Talvez existam dois tipos primordiais de cineastas que adaptam obras literárias para o terreno das imagens narradas. O primeiro, dominado pelo respeito à obra raiz, tenta honrar as letras com o seu cinema. O segundo, crente de que os dois meios são incompatíveis (ou de que seu filme será melhor do que o livro...), partem para filmar sem mostrar constrangimentos com eventuais distanciamentos da obra original.

Meirelles mostra-se claramente adepto da primeira postura, vide suas traduções coesas para Cidade de Deus, de Paulo Lins, e O Jardineiro Fiel, de John Le Carré.

Assistindo a Ensaio Sobre a Cegueira, percebe-se a tradução literal do que é física e visualmente possível no campo do cinema, e o filme poderá virar estudo de caso. Dos segundos de abertura num semáforo ao desenvolvimento de boa parte dos incidentes que estabelecem o eixo dramático do livro de José Saramago, percebemos que a palavra de ordem é mesmo fidelidade.

Aqui, a população de uma cidade (talvez do mundo) vai ficando cega. Eles só enxergam uma tonalidade branca, "um mar de leite", e o mal súbito afeta a todos, exceto uma mulher (Julianne Moore), a esposa do médico (Mark Ruffalo). Num grupo que se forma involuntariamente, há ainda "a rapariga de óculos escuros" (Alice Braga), o "ladrão de carro" (Don McKellar, também roterista), o velho da venda preta (Danny Glover)...

Eles terminam numa espécie de campo de concentração, sob regime de quarentena, e o tom apocalíptico é confirmado numa série de conflitos internos que, curiosamente, têm algo de muito teatral na composição enclausurada, ou mesmo na percepção de que os atores estão participando de numa oficina especial de cegueira no palco.

Os primeiros 30 minutos revelam virtudes e já seus problemas. A fidelidade amorosa de Meirelles pela obra de Saramago chega a ser tocante, mas logo vemos que há algo mais do que a fidelidade de tom e de imagem que faz um filme existir. Como traduzir, por exemplo, a tensão transmitida pelo texto corrido e sem pontuação clara de diálogos e narração, sentida no livro? Seria com o ritmo inclemente da montagem na primeira metade?

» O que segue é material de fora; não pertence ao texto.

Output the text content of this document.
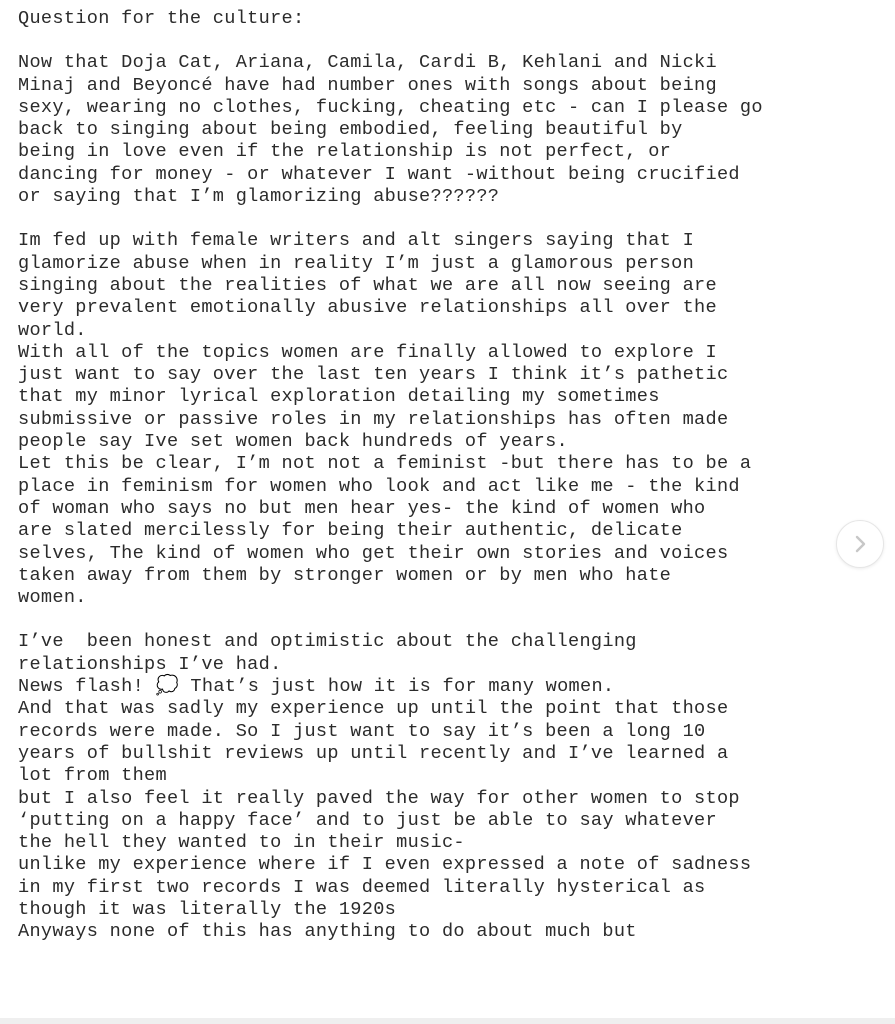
Question for the culture:
Now that Doja Cat, Ariana, Camila, Cardi B, Kehlani and Nicki
Minaj and Beyoncé have had number ones with songs about being
sexy, wearing no clothes, fucking, cheating etc - can I please go
back to singing about being embodied, feeling beautiful by
being in love even if the relationship is not perfect, or
dancing for money - or whatever I want -without being crucified
or saying that I’m glamorizing abuse??????
Im fed up with female writers and alt singers saying that I
glamorize abuse when in reality I’m just a glamorous person
singing about the realities of what we are all now seeing are
very prevalent emotionally abusive relationships all over the
world.
With all of the topics women are finally allowed to explore I
just want to say over the last ten years I think it’s pathetic
that my minor lyrical exploration detailing my sometimes
submissive or passive roles in my relationships has often made
people say Ive set women back hundreds of years.
Let this be clear, I’m not not a feminist -but there has to be a
place in feminism for women who look and act like me - the kind
of woman who says no but men hear yes- the kind of women who
are slated mercilessly for being their authentic, delicate
selves, The kind of women who get their own stories and voices
taken away from them by stronger women or by men who hate
women.
I’ve  been honest and optimistic about the challenging
relationships I’ve had.
News flash! 💭 That’s just how it is for many women.
And that was sadly my experience up until the point that those
records were made. So I just want to say it’s been a long 10
years of bullshit reviews up until recently and I’ve learned a
lot from them
but I also feel it really paved the way for other women to stop
‘putting on a happy face’ and to just be able to say whatever
the hell they wanted to in their music-
unlike my experience where if I even expressed a note of sadness
in my first two records I was deemed literally hysterical as
though it was literally the 1920s
Anyways none of this has anything to do about much but
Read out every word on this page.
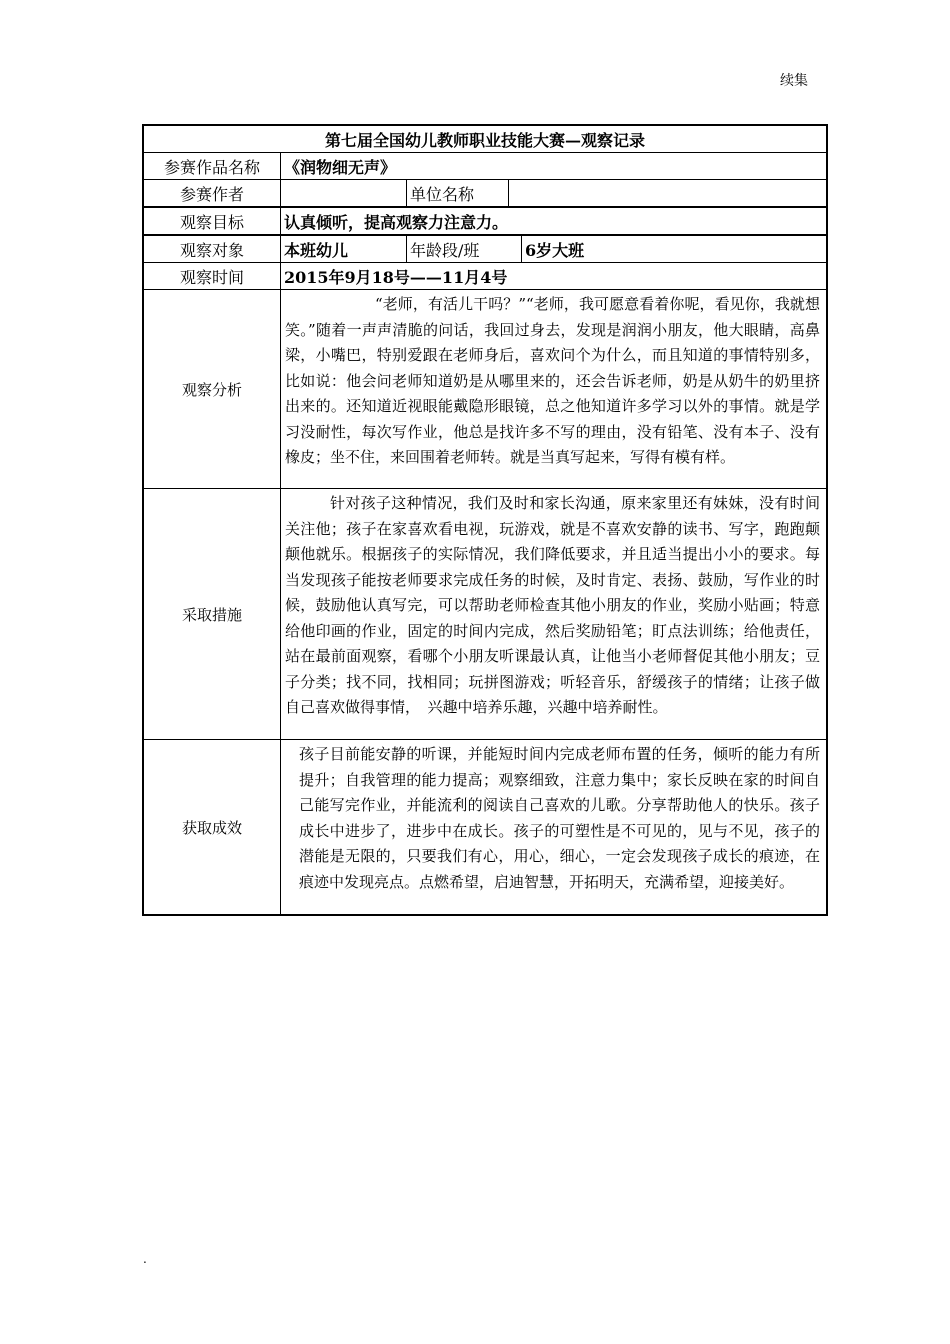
续集
第七届全国幼儿教师职业技能大赛—观察记录
参赛作品名称	《润物细无声》
参赛作者	单位名称
观察目标	认真倾听，提高观察力注意力。
观察对象	本班幼儿	年龄段/班	6岁大班
观察时间	2015年9月18号——11月4号
观察分析
“老师，有活儿干吗？”“老师，我可愿意看着你呢，看见你，我就想笑。”随着一声声清脆的问话，我回过身去，发现是润润小朋友，他大眼睛，高鼻梁，小嘴巴，特别爱跟在老师身后，喜欢问个为什么，而且知道的事情特别多，比如说：他会问老师知道奶是从哪里来的，还会告诉老师，奶是从奶牛的奶里挤出来的。还知道近视眼能戴隐形眼镜，总之他知道许多学习以外的事情。就是学习没耐性，每次写作业，他总是找许多不写的理由，没有铅笔、没有本子、没有橡皮；坐不住，来回围着老师转。就是当真写起来，写得有模有样。
采取措施
针对孩子这种情况，我们及时和家长沟通，原来家里还有妹妹，没有时间关注他；孩子在家喜欢看电视，玩游戏，就是不喜欢安静的读书、写字，跑跑颠颠他就乐。根据孩子的实际情况，我们降低要求，并且适当提出小小的要求。每当发现孩子能按老师要求完成任务的时候，及时肯定、表扬、鼓励，写作业的时候，鼓励他认真写完，可以帮助老师检查其他小朋友的作业，奖励小贴画；特意给他印画的作业，固定的时间内完成，然后奖励铅笔；盯点法训练；给他责任，站在最前面观察，看哪个小朋友听课最认真，让他当小老师督促其他小朋友；豆子分类；找不同，找相同；玩拼图游戏；听轻音乐，舒缓孩子的情绪；让孩子做自己喜欢做得事情，　兴趣中培养乐趣，兴趣中培养耐性。
获取成效
孩子目前能安静的听课，并能短时间内完成老师布置的任务，倾听的能力有所提升；自我管理的能力提高；观察细致，注意力集中；家长反映在家的时间自己能写完作业，并能流利的阅读自己喜欢的儿歌。分享帮助他人的快乐。孩子成长中进步了，进步中在成长。孩子的可塑性是不可见的，见与不见，孩子的潜能是无限的，只要我们有心，用心，细心，一定会发现孩子成长的痕迹，在痕迹中发现亮点。点燃希望，启迪智慧，开拓明天，充满希望，迎接美好。
.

Meirelles e seu fotógrafo e parceiro César Charlone administram as imagens com grande domínio, mas já algo no design deles que parece querer nos dominar constantemente. Investem num cansativo efeito cegueira, como se estivéssemos com as pupilas constantemente dilatadas. Passa a sensação de tradução ao pé da letra que termina como problema.

Nesse sentido, voltamos à idéia de olhar, ver e reparar. Ensaio Sobre a Cegueira parece estar correndo em alta velocidade com a suspeita de que precisa fazer o serviço em duas horas pontuais. Essa duração, repleta de incidentes, sugere uma obra que se beneficiaria de ainda mais tempo para existir dentro do pânico desorientado da raça humana sugerido pelo livro.

Meirelles, hábil construtor de um cinema ágil e moderno, não parece buscar no tempo um aliado para a sua narração, mas apenas um inimigo, e sua pressa (contratual? Conceitual?) é reveladora disso.

Numa imagem memorável na sua eficácia e síntese, por exemplo, ele nos mostra uma criança (cega) tropeçando numa mesa (invisível), a mesa repentinamente materializando-se num afiado flash de efeito especial. Essa cena talvez sintetize a diferença primordial entre o ler e o ver, o olhar e o reparar.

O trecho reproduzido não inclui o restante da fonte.